Others exist as well. They range in content. Some are medical advice that has been shot down enough times over that no reputable medical professional would support it. Some are flat out lies about political announcements and policy. Some were made overseas and went viral, somehow catching on in New Zealand even though it was demonstrably obvious that it had nothing to do with this corner of the world.

Most recently I have seen meme’s about the Kilauea volcanic eruption in Hawaii. These memes have been concerning because there have been a few instances of people taking the maps released by Hawaiian state government officials and the United States Geological Survey They have then expanded the map so it looks like a significant part of Hawaii is being inundated by lava and then used the print-screen function to create an image and posted it, ignoring the fact that over 90% of the island is still fully accessible.
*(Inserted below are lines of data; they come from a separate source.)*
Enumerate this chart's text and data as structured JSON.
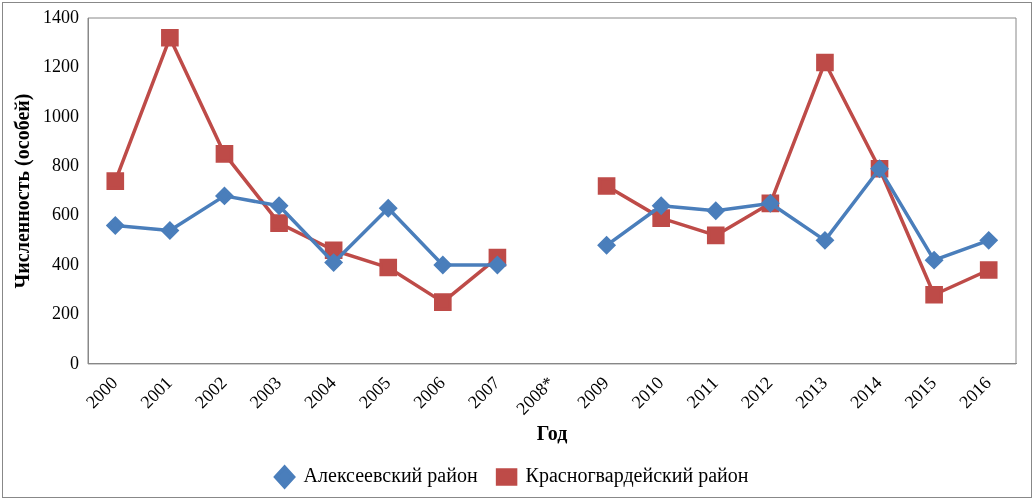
{
  "chart_data": {
    "type": "line",
    "xlabel": "Год",
    "ylabel": "Численность (особей)",
    "categories": [
      "2000",
      "2001",
      "2002",
      "2003",
      "2004",
      "2005",
      "2006",
      "2007",
      "2008*",
      "2009",
      "2010",
      "2011",
      "2012",
      "2013",
      "2014",
      "2015",
      "2016"
    ],
    "series": [
      {
        "name": "Алексеевский район",
        "color": "#4a7ebb",
        "marker": "diamond",
        "values": [
          560,
          540,
          680,
          640,
          410,
          630,
          400,
          400,
          null,
          480,
          640,
          620,
          650,
          500,
          790,
          420,
          500
        ]
      },
      {
        "name": "Красногвардейский район",
        "color": "#be4b48",
        "marker": "square",
        "values": [
          740,
          1320,
          850,
          570,
          460,
          390,
          250,
          430,
          null,
          720,
          590,
          520,
          650,
          1220,
          790,
          280,
          380
        ]
      }
    ],
    "ylim": [
      0,
      1400
    ],
    "yticks": [
      0,
      200,
      400,
      600,
      800,
      1000,
      1200,
      1400
    ],
    "grid": false,
    "legend": "bottom",
    "line_style": "solid"
  }
}
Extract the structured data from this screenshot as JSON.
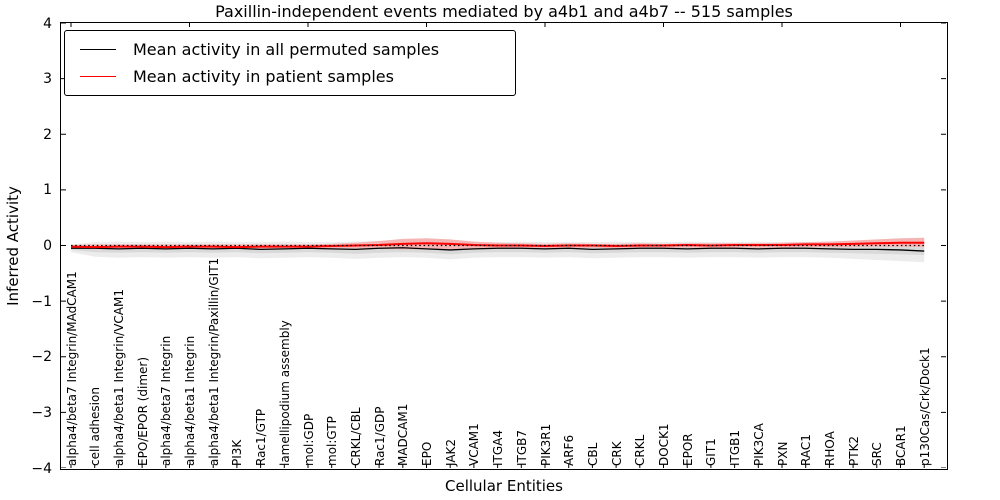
{
  "chart_data": {
    "type": "line",
    "title": "Paxillin-independent events mediated by a4b1 and a4b7 -- 515 samples",
    "xlabel": "Cellular Entities",
    "ylabel": "Inferred Activity",
    "ylim": [
      -4,
      4
    ],
    "yticks": [
      4,
      3,
      2,
      1,
      0,
      -1,
      -2,
      -3,
      -4
    ],
    "ytick_labels": [
      "4",
      "3",
      "2",
      "1",
      "0",
      "−1",
      "−2",
      "−3",
      "−4"
    ],
    "top_tick_every": 5,
    "grid": false,
    "legend_position": "upper left",
    "categories": [
      "alpha4/beta7 Integrin/MAdCAM1",
      "cell adhesion",
      "alpha4/beta1 Integrin/VCAM1",
      "EPO/EPOR (dimer)",
      "alpha4/beta7 Integrin",
      "alpha4/beta1 Integrin",
      "alpha4/beta1 Integrin/Paxillin/GIT1",
      "PI3K",
      "Rac1/GTP",
      "lamellipodium assembly",
      "mol:GDP",
      "mol:GTP",
      "CRKL/CBL",
      "Rac1/GDP",
      "MADCAM1",
      "EPO",
      "JAK2",
      "VCAM1",
      "ITGA4",
      "ITGB7",
      "PIK3R1",
      "ARF6",
      "CBL",
      "CRK",
      "CRKL",
      "DOCK1",
      "EPOR",
      "GIT1",
      "ITGB1",
      "PIK3CA",
      "PXN",
      "RAC1",
      "RHOA",
      "PTK2",
      "SRC",
      "BCAR1",
      "p130Cas/Crk/Dock1"
    ],
    "series": [
      {
        "name": "Mean activity in all permuted samples",
        "color": "#000000",
        "style": "solid",
        "width": 1.3,
        "values": [
          -0.05,
          -0.05,
          -0.06,
          -0.05,
          -0.06,
          -0.05,
          -0.06,
          -0.05,
          -0.07,
          -0.06,
          -0.05,
          -0.06,
          -0.07,
          -0.05,
          -0.04,
          -0.06,
          -0.08,
          -0.06,
          -0.05,
          -0.05,
          -0.06,
          -0.05,
          -0.07,
          -0.06,
          -0.05,
          -0.05,
          -0.06,
          -0.05,
          -0.05,
          -0.06,
          -0.05,
          -0.05,
          -0.06,
          -0.07,
          -0.07,
          -0.08,
          -0.1
        ]
      },
      {
        "name": "Mean activity in patient samples",
        "color": "#ff0000",
        "style": "solid",
        "width": 2,
        "values": [
          -0.02,
          -0.03,
          -0.02,
          -0.02,
          -0.03,
          -0.02,
          -0.02,
          -0.03,
          -0.02,
          -0.02,
          -0.02,
          -0.01,
          0.0,
          0.01,
          0.03,
          0.04,
          0.03,
          0.01,
          0.0,
          0.0,
          -0.01,
          0.0,
          0.0,
          -0.01,
          0.0,
          0.0,
          0.01,
          0.0,
          0.01,
          0.01,
          0.01,
          0.02,
          0.02,
          0.03,
          0.04,
          0.05,
          0.05
        ]
      }
    ],
    "zero_line": {
      "value": 0,
      "color": "#000000",
      "style": "dotted",
      "width": 1.3
    },
    "bands": [
      {
        "name": "permuted-range-outer",
        "color": "#ececec",
        "hi": [
          0.02,
          0.06,
          0.07,
          0.06,
          0.07,
          0.06,
          0.07,
          0.06,
          0.06,
          0.07,
          0.06,
          0.06,
          0.07,
          0.08,
          0.08,
          0.08,
          0.07,
          0.06,
          0.06,
          0.07,
          0.06,
          0.06,
          0.06,
          0.07,
          0.06,
          0.06,
          0.07,
          0.06,
          0.06,
          0.07,
          0.06,
          0.06,
          0.07,
          0.07,
          0.08,
          0.08,
          0.06
        ],
        "lo": [
          -0.12,
          -0.2,
          -0.22,
          -0.21,
          -0.22,
          -0.21,
          -0.22,
          -0.21,
          -0.23,
          -0.22,
          -0.21,
          -0.22,
          -0.24,
          -0.22,
          -0.21,
          -0.22,
          -0.25,
          -0.22,
          -0.21,
          -0.21,
          -0.22,
          -0.21,
          -0.23,
          -0.22,
          -0.21,
          -0.21,
          -0.22,
          -0.21,
          -0.21,
          -0.22,
          -0.21,
          -0.21,
          -0.22,
          -0.24,
          -0.26,
          -0.28,
          -0.3
        ]
      },
      {
        "name": "permuted-range-inner",
        "color": "#d9d9d9",
        "hi": [
          0.0,
          0.01,
          0.02,
          0.01,
          0.02,
          0.01,
          0.02,
          0.01,
          0.01,
          0.02,
          0.01,
          0.01,
          0.02,
          0.03,
          0.03,
          0.03,
          0.02,
          0.01,
          0.01,
          0.02,
          0.01,
          0.01,
          0.01,
          0.02,
          0.01,
          0.01,
          0.02,
          0.01,
          0.01,
          0.02,
          0.01,
          0.01,
          0.02,
          0.02,
          0.03,
          0.03,
          0.02
        ],
        "lo": [
          -0.08,
          -0.12,
          -0.13,
          -0.12,
          -0.13,
          -0.12,
          -0.13,
          -0.12,
          -0.14,
          -0.13,
          -0.12,
          -0.13,
          -0.15,
          -0.13,
          -0.12,
          -0.13,
          -0.16,
          -0.13,
          -0.12,
          -0.12,
          -0.13,
          -0.12,
          -0.14,
          -0.13,
          -0.12,
          -0.12,
          -0.13,
          -0.12,
          -0.12,
          -0.13,
          -0.12,
          -0.12,
          -0.13,
          -0.14,
          -0.15,
          -0.16,
          -0.17
        ]
      },
      {
        "name": "patient-range",
        "color": "#f5b5b5",
        "hi": [
          0.01,
          0.02,
          0.02,
          0.02,
          0.02,
          0.02,
          0.02,
          0.02,
          0.02,
          0.02,
          0.02,
          0.03,
          0.05,
          0.08,
          0.12,
          0.13,
          0.11,
          0.07,
          0.05,
          0.04,
          0.03,
          0.04,
          0.03,
          0.03,
          0.04,
          0.03,
          0.04,
          0.04,
          0.04,
          0.04,
          0.05,
          0.06,
          0.07,
          0.09,
          0.11,
          0.13,
          0.14
        ],
        "lo": [
          -0.05,
          -0.06,
          -0.06,
          -0.06,
          -0.06,
          -0.06,
          -0.06,
          -0.06,
          -0.07,
          -0.06,
          -0.06,
          -0.05,
          -0.05,
          -0.06,
          -0.07,
          -0.07,
          -0.07,
          -0.06,
          -0.05,
          -0.04,
          -0.05,
          -0.04,
          -0.04,
          -0.05,
          -0.04,
          -0.04,
          -0.04,
          -0.04,
          -0.04,
          -0.04,
          -0.04,
          -0.03,
          -0.03,
          -0.03,
          -0.02,
          -0.02,
          -0.03
        ]
      }
    ]
  }
}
These do not help because they exaggerate the scale of the problem – yes it is a substantial eruption and yes it is causing major disruption. People then think “oh, the holiday will have to be cancelled, or nobody will want us to visit”.

And there are those that are simply disinformation. They were intentionally written to mislead. Sometimes facts get in the way of a good story. Sometimes political discourse runs into scientific research and the science is dismissed under any one or more of a range political disguises – the sky is falling; fake news; mainstream media – and so on. These are the most destructive as they are deliberate attempts to swing the public discourse down a route that might have large scale adverse results and has been widely discredited by those who have spent their careers thus far – be 4 years or 40 years – researching and making an honest attempt to understand their subject.

Some media outlets are unfortunately complicit in deliberate disinformation campaigns. Russia Today and Fox News are two such outlets, but there are others. Since the advent of mainstream journalism, the principles of journalism have slumped somewhat. It is not to say no good journalists still exist as many do, but corporate media where making a profit seems preferable to upholding the principles of the Fourth Estate, does seem to have an unfortunate propensity for tabloid news ahead of real news. Sometimes unfortunately that transmits as memes.